O Substituto da Secretaria de Estado Becciu relata a reação de Francisco ao que a mídia mundial publicou: “Telefonou-me, surpreso”.  Padre Lombardi: “É preciso ser honestos: o Papa não disse que tem intenção de introduzir uma ordenação diaconal das mulheres.” O grande perigo do clericalismo.

 “O Papa me telefonou, surpreso, acerca das … diaconisas! Pensa numa comissão. Não apressemos as conclusões”. No espaço de um tweet o Arcebispo Angelo Becciu (foto abaixo), substituto da Secretaria de Estado, comunicou a reação de Francisco à forma como os meios de comunicação divulgaram a notícia de sua disponibilidade em discutir o tema. De fato, fizeram passar o seu “sim” a uma discussão aprofundada do assunto – em resposta a uma pergunta recebida – por uma luz verde para a ordenação diaconal das mulheres.

Também interveio com um comentário o diretor da Sala de Imprensa do Vaticano, padre Federico Lombardi:

“Trata-se de uma belíssima conversa do Papa com as Superioras das religiosas das diversas partes do mundo. Muito bonita e encorajadora sobre as mulheres, e em particular sobre as mulheres consagradas, na vida da Igreja, bem como sobre as suas competências em posições importantes nos dicastérios em casos em que não seja exigida a ordenação”.

“Fez muito barulho – continua o porta-voz – o fato de o Papa, respondendo a uma pergunta, ter falado de uma comissão para estudar a questão do diaconato das mulheres. É uma questão da qual se falou muito também no passado e que surge do fato de que na Igreja primitiva havia mulheres chamadas “diaconisas”, que desenvolviam determinados serviços na comunidade. Foram feitos também vários estudos históricos sobre este fato, e o Papa fez algumas referências a eles”.

 

 “Além disso – disse ainda Lombardi – há um documento importante de 2002, da Comissão Teológica Internacional, que falou desse tema. O Papa diz que pensa em criar uma comissão que retome estas questões para analisá-las mais claramente. Mas é preciso ser honestos: o Papa não disse que tem a intenção de introduzir a ordenação diaconal das mulheres, e muito menos falou de ordenação sacerdotal das mulheres. Pelo contrário, falando da pregação durante a celebração da Eucaristia, deu a entender que absolutamente não pensa nisso”.

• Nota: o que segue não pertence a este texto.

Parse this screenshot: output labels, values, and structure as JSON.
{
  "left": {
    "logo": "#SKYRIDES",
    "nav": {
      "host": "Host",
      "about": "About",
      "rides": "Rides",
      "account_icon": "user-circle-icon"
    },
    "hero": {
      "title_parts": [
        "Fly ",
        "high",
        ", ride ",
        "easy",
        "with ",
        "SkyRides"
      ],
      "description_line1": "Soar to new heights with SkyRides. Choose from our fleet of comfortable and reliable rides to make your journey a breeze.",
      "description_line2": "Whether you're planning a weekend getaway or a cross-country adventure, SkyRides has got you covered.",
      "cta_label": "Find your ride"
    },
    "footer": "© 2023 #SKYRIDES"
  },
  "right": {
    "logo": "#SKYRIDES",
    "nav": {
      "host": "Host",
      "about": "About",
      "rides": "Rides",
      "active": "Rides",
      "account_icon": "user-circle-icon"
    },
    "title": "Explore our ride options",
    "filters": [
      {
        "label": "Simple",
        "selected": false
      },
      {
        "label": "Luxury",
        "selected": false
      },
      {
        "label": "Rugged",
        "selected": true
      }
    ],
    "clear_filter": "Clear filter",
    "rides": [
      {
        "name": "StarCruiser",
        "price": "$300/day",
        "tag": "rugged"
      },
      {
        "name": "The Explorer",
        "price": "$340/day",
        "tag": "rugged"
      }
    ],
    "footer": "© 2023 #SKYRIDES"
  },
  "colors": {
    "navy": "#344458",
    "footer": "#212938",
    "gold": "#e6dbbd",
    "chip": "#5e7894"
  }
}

Na verdade Francisco, falando com as superioras religiosas colocou um objeção exatamente à possibilidade de que uma mulher possa fazer a homilia durante a missa. Não há problema, explicou ele, se isso acontecer durante uma liturgia da Palavra, mas

“na celebração da Eucaristia há um problema litúrgico-dogmático, porque a celebração é uma só – a Liturgia da Palavra e a Liturgia Eucarística, é uma unidade – e aquele que a preside é Jesus Cristo. O sacerdote ou o bispo que preside  o faz  na pessoa de Jesus Cristo. É uma realidade teológico-litúrgica. Nessa situação, não existindo a ordenação das mulheres, elas não podem presidir”.

O Papa, por outro lado, reiterou o que já havia dito outras vezes sobre a necessidade de dar mais espaço às mulheres na Igreja, inclusive na tomada de decisões. “Na liderança, não há problema: nisso devemos avançar, com prudência, mas procurando as soluções”. Referindo-se assim a todos os cargos de responsabilidade em que não seja prevista a presença de um sacerdote ordenado. Francisco citou exemplos neste sentido em relação inclusive à Cúria Romana: resta ver se, ao final do longo processo de reforma e consolidação, os critérios para dar mais espaço às mulheres e, mais em geral, mais espaço aos leigos, serão aplicados de modo diferente do que se tem feito até hoje.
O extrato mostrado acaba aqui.